Understanding regular expression parsing
I was reading a wonderfull article on python regular expression. And I was playing with some example code.
then I got stuck with following code. I couldn’t understand why the output is the way it is.
The pattern ab+
means ‘a’ followed by one or more ‘b’. So “abb” should also be present in output. But it was not!!
So I tried to come up with simple logic to understand how regular expression parsing takes place to produce the output. And here it is!

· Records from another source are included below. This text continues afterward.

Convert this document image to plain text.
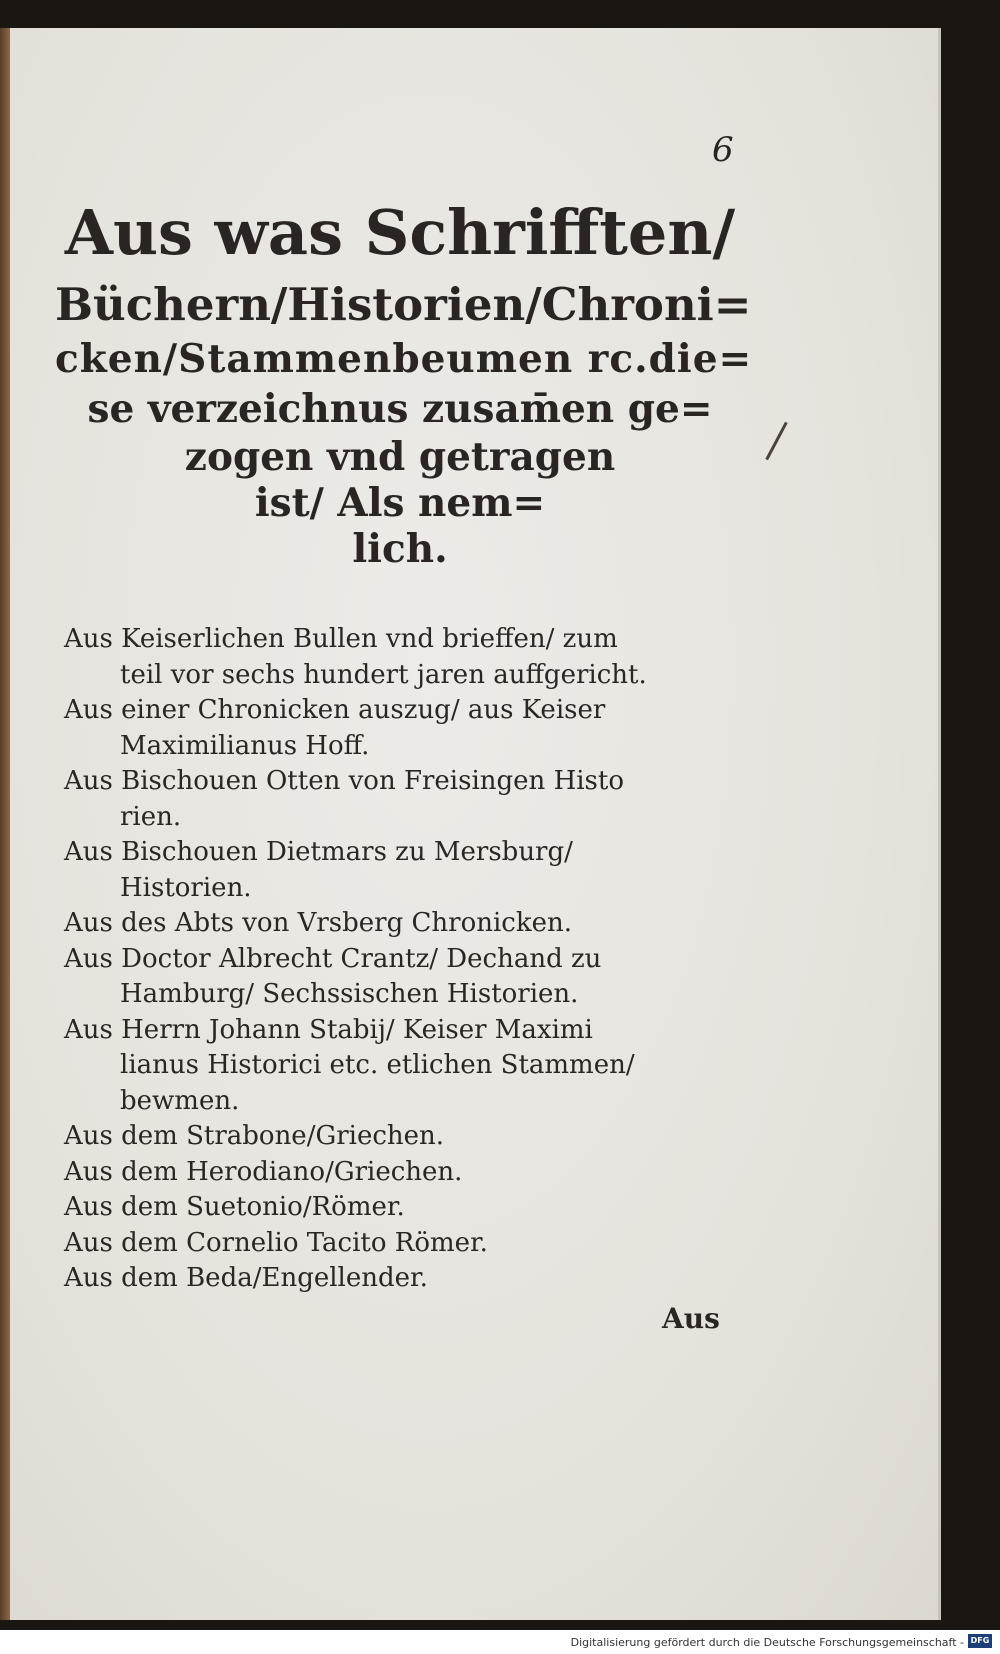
6
Aus was Schrifften/
Büchern/Historien/Chroni=
cken/Stammenbeumen rc.die=
se verzeichnus zusam̄en ge=
zogen vnd getragen
ist/ Als nem=
lich.
Aus Keiserlichen Bullen vnd brieffen/ zum
teil vor sechs hundert jaren auffgericht.
Aus einer Chronicken auszug/ aus Keiser
Maximilianus Hoff.
Aus Bischouen Otten von Freisingen Histo
rien.
Aus Bischouen Dietmars zu Mersburg/
Historien.
Aus des Abts von Vrsberg Chronicken.
Aus Doctor Albrecht Crantz/ Dechand zu
Hamburg/ Sechssischen Historien.
Aus Herrn Johann Stabij/ Keiser Maximi
lianus Historici etc. etlichen Stammen/
bewmen.
Aus dem Strabone/Griechen.
Aus dem Herodiano/Griechen.
Aus dem Suetonio/Römer.
Aus dem Cornelio Tacito Römer.
Aus dem Beda/Engellender.
Aus
Digitalisierung gefördert durch die Deutsche Forschungsgemeinschaft - DFG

How regular expression parses the pattern
text - Actual text to search for(input)
pattern - What to search for
(say, in a give log file(text) find all ip address(pattern))
Steps
- Start from the beginning of the ‘text’
- Start looking for ‘pattern’ in ‘text’
- If fails at initially, move to next char in ‘text’ and proceed from step 2
- If passes, then parse character by character until fails. print the passed characters. Move to next char and proceed from step 2
- If reached end of ‘text’, print the passed characters and stop
Good news!
Now I know why the output doesn’t contain “abb”.
Its because of step 4 of parsing. When the parsing “abb” is done, its still ‘passing’ the pattern rules so it continous to “abbb”. And now next character is ‘a’ and pattern ab+
fails. So parsing stops and prints “abbb” then continue its parsing from next character ‘a’